Sur les pelouses standardisées du grand cirque américain, il ne reste qu’un spectacle nu, obscène, parfaitement assumé. Plus personne ne fait semblant. Le football n’est plus un jeu : c’est une mécanique. Une industrie qui broie, qui draine, qui exhibe. Le grand tout-à-l’égout des sociétés modernes.
Dans les tribunes, la procession des bêlants s’avance, docile et ravie de l’être. On tond, on encaisse, on recycle. Dans les salons comme dans les fan-zones, la lumière bleutée des écrans tatoue les visages. Le moment est déclaré historique. À défaut de l’écrire, on le célèbre.
Trois images, deux slogans, une illusion prémâchée : voilà le menu.
Sur le terrain, rien ne se joue. Tout s’exécute. La partition est connue d’avance. L’arbitre n’arbitre plus : il valide. Derrière lui, la machine tourne à plein régime, réglée au poil près. Qu’un acteur hésite, qu’un geste échappe au script, et la sanction tombe, nette, immédiate, sans appel. Il n’y a pas d’erreur ; il n’y a que des écarts corrigés.
Puis la meute rugit à l’injustice. Étrange spectacle qu’une foule enfermée dans un stade, convaincue d’assister à l’imprévisible alors qu’elle acclame le scénario.
Au-dessus de cette farce, les puissances distribuent les rôles, tranchent, désignent.

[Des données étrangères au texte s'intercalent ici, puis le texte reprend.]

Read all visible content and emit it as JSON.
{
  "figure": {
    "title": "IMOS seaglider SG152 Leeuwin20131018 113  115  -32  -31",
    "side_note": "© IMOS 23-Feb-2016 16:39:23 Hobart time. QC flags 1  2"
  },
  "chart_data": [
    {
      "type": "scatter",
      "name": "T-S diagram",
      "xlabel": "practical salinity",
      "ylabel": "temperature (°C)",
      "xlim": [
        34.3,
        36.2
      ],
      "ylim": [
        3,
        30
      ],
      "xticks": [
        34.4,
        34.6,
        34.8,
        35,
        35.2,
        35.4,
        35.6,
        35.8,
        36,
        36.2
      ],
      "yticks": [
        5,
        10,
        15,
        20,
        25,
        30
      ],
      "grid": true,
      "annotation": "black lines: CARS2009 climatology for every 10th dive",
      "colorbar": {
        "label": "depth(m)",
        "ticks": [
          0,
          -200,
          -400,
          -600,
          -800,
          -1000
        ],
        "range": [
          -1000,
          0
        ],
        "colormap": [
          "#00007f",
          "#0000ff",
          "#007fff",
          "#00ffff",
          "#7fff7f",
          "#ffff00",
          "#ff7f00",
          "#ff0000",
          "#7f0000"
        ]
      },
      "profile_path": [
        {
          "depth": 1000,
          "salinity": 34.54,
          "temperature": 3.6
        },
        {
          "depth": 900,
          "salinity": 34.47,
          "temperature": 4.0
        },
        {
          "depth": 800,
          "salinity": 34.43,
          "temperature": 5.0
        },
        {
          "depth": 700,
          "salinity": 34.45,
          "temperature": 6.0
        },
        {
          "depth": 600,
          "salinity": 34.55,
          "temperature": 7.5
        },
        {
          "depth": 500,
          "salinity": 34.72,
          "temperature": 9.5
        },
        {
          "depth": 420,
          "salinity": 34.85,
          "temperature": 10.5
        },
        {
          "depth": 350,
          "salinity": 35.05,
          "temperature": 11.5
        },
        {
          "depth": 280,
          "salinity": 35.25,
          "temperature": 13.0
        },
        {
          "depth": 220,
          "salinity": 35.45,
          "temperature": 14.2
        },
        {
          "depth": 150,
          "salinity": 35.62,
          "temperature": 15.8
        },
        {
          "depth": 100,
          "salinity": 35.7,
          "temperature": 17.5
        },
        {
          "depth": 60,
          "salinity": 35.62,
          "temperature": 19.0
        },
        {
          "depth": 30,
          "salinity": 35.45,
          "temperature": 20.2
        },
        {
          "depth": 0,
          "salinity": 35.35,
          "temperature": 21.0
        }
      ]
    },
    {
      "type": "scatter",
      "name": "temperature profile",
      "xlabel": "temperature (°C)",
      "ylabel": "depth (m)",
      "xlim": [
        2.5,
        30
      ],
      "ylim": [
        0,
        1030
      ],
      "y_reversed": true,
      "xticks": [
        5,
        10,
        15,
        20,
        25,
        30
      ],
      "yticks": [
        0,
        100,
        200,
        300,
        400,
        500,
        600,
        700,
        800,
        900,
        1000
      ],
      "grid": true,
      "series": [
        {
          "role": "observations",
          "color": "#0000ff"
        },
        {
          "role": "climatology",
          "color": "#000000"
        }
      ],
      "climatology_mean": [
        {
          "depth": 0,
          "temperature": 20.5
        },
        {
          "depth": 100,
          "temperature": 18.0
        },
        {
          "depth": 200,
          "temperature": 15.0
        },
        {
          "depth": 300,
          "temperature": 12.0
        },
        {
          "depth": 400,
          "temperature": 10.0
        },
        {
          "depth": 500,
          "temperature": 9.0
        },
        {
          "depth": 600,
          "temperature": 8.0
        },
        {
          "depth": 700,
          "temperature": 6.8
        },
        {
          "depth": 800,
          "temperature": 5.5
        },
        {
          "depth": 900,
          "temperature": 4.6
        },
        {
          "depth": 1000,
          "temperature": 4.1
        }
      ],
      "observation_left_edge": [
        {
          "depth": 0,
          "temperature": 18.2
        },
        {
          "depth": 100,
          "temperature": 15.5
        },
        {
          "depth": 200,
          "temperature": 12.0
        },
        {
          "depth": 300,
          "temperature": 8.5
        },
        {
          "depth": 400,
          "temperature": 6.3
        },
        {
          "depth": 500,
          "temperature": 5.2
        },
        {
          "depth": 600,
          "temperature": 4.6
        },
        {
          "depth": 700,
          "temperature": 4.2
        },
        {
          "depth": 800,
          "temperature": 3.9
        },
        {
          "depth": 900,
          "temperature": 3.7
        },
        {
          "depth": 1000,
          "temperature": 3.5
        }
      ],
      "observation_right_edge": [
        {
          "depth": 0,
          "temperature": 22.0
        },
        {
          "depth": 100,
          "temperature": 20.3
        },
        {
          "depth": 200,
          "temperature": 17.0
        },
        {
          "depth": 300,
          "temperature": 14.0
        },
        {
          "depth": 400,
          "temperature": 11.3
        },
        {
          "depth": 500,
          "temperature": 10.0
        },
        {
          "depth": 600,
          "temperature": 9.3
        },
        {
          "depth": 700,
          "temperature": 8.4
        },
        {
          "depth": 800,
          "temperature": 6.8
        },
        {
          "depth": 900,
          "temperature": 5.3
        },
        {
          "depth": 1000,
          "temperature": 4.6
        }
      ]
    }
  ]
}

Le terrain n’est plus qu’un prolongement de leurs volontés. Les cartons pleuvent comme des décrets. Le rouge qu’on attribue ou qu’on ôte arbitrairement devient une manière de gouverner. Le football mène décidément à tout, surtout au pire.
Le drame n’est pas que le personnage de Kafka se prenne pour un gros insecte ; le drame est que les autres finissent par le croire.
Et puis il y a le récit. Cette fable grotesque qu’on injecte à doses massives pour maquiller la combine. On raconte des exploits, des renaissances, des destins. On fabrique du miracle avec du mensonge industriel. Les dés ne sont pas seulement pipés : ils sont coulés en lingots avant même que la partie ne commence.
Alors surgit le vainqueur, impeccable, inévitable, trop parfait pour être vrai. Le nouveau Messi. L’immortel. Celui qui marche sur les eaux, ouvre la mer et conduit les foules vers la terre promise.
Il flotte au-dessus du désastre général comme une évidence programmée. Tout s’effondre en silence. Les autres croyaient jouer ; ils n’étaient que les figurants d’une démonstration soigneusement mise en scène.
Le football n’a pas été corrompu : il a été vidé. Remplacé par son double, plus rentable, plus docile, plus facilement exportable. Un décor sans profondeur où l’incertitude, cette vieille promesse du sport, a été méthodiquement effacée.
Et le public applaudit encore. Parce qu’une addiction n’a pas besoin de vérité pour prospérer.